As James Z. Gao found in Meeting Technology’s Advance: Social Change in China and Zimbabwe in the Railway Age, trains and train tracks had a major effect “on the lives of local people” in China and beyond. This paper examines the unintended consequences of railways in China between the 1950s and 1970s through the lens of danger. How did people whose work, homes, and commutes put them in risky proximity to train tracks deal with new dangers in their lives? How did the Communist party-state’s security apparatus strive to protect what it considered vital infrastructure from protests and sabotage? Drawing from gazetteers and internal public security reports, I explore the rural-urban dynamic of railway safety, which provided convenience to city dwellers but presented disproportionate risks to people who lived in the hinterland. Inspired by James Gao’s approach to social change, I find that trains and train tracks meant different things to diverse groups of people in various places throughout China: they were not only a means of conveyance, they also became deadly threats and targets of protest.

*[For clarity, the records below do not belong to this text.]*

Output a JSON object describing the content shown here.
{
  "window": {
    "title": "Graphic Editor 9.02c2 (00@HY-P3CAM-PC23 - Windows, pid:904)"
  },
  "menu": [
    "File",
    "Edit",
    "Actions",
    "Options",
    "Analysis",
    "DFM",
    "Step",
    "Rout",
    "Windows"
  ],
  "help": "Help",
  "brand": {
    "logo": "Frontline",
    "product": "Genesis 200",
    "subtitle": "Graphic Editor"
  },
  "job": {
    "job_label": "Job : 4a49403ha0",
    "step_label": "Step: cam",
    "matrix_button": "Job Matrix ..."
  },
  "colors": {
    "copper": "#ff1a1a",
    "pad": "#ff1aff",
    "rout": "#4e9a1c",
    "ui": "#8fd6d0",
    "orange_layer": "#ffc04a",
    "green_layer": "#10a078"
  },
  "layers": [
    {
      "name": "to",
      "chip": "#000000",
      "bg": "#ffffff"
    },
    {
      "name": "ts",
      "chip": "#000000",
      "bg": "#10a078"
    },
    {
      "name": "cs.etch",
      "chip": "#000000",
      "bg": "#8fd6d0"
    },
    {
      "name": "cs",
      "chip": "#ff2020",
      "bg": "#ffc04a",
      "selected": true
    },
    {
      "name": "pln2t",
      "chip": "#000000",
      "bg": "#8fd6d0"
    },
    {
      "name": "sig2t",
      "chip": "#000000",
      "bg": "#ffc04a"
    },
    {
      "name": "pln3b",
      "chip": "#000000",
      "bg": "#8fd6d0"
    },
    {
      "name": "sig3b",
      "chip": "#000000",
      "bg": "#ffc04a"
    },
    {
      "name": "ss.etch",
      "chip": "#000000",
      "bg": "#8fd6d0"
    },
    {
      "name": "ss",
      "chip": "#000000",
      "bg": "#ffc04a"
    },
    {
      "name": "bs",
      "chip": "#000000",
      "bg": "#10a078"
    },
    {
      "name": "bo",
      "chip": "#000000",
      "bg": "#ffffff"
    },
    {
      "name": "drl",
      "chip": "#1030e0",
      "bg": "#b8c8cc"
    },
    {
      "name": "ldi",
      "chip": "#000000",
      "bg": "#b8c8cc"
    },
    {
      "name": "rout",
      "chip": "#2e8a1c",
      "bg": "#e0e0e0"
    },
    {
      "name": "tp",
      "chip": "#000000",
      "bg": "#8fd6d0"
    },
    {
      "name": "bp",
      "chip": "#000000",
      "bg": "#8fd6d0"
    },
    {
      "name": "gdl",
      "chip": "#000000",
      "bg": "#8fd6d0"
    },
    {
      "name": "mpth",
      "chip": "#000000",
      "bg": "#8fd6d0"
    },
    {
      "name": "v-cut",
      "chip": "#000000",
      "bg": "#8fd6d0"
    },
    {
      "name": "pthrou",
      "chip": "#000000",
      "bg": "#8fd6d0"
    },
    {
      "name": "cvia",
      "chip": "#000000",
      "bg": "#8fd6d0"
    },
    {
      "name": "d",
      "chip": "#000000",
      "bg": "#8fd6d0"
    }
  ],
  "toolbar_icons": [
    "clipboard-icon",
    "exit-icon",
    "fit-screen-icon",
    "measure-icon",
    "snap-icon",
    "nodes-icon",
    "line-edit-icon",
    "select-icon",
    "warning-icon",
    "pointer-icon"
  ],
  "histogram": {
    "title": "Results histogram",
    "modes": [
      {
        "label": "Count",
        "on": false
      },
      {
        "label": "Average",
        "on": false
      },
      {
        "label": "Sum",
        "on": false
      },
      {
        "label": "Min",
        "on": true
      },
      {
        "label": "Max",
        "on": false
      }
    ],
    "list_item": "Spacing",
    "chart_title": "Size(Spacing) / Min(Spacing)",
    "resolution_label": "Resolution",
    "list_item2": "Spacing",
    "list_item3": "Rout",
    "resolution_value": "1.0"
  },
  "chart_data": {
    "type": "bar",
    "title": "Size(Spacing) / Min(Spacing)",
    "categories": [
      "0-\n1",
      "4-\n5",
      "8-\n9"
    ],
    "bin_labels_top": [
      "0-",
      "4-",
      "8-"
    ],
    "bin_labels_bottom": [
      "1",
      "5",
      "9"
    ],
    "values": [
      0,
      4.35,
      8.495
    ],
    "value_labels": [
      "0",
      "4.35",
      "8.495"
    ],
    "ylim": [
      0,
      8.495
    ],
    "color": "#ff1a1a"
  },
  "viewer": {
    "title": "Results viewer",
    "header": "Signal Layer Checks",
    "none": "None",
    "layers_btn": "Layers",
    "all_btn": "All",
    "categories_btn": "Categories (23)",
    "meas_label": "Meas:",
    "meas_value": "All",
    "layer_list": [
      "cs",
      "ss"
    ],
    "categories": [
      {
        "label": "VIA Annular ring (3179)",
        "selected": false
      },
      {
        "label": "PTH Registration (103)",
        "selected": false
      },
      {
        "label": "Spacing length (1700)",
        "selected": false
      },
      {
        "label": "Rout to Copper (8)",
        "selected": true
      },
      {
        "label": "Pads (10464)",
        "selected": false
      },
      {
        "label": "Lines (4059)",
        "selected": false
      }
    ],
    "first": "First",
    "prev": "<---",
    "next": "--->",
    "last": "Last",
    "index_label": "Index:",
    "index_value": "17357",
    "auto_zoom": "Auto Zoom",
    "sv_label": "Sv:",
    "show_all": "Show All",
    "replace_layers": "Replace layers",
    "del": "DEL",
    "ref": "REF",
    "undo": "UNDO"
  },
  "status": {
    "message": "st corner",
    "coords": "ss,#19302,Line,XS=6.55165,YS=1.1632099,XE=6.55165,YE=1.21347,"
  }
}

  • “Gao’s Perception on War and Society: The Impact of the Korean War on China, 1950-1954”, Xiaobing Li, University of Central Oklahoma

James Gao contributed to the Korean War history studies by explaining the impact of the Korean War on urban society in his book, The Communist Takeover of Hangzhou. He moved away from conventional interpretations of political control, propaganda, and law enforcement, and instead explored the “cultural dimension” as the key for the CCP to consolidate power in urban areas from 1950-1954. His research provides a better understanding of the party’s political nature of flexibility through cultural negotiation, consultation with the intellectuals, adaptation to the new environment, and readiness for changes as “the party of learning.” In the formulation and execution of the new policy toward the urban population, the CCP not only asserted its authority over the society but developed an outline for further social transformation. While the continuing revolution rocked urban China, the CCP leadership was also concerned about the moral decay of the rank and file of the revolution. The new urban policy sought to embrace the war in Korea, which required a solid base and stable economic growth. In retrospect, the Korean War moved China to the center of the global Cold War, while contributed significantly to shaping the specific course of Chinese cities.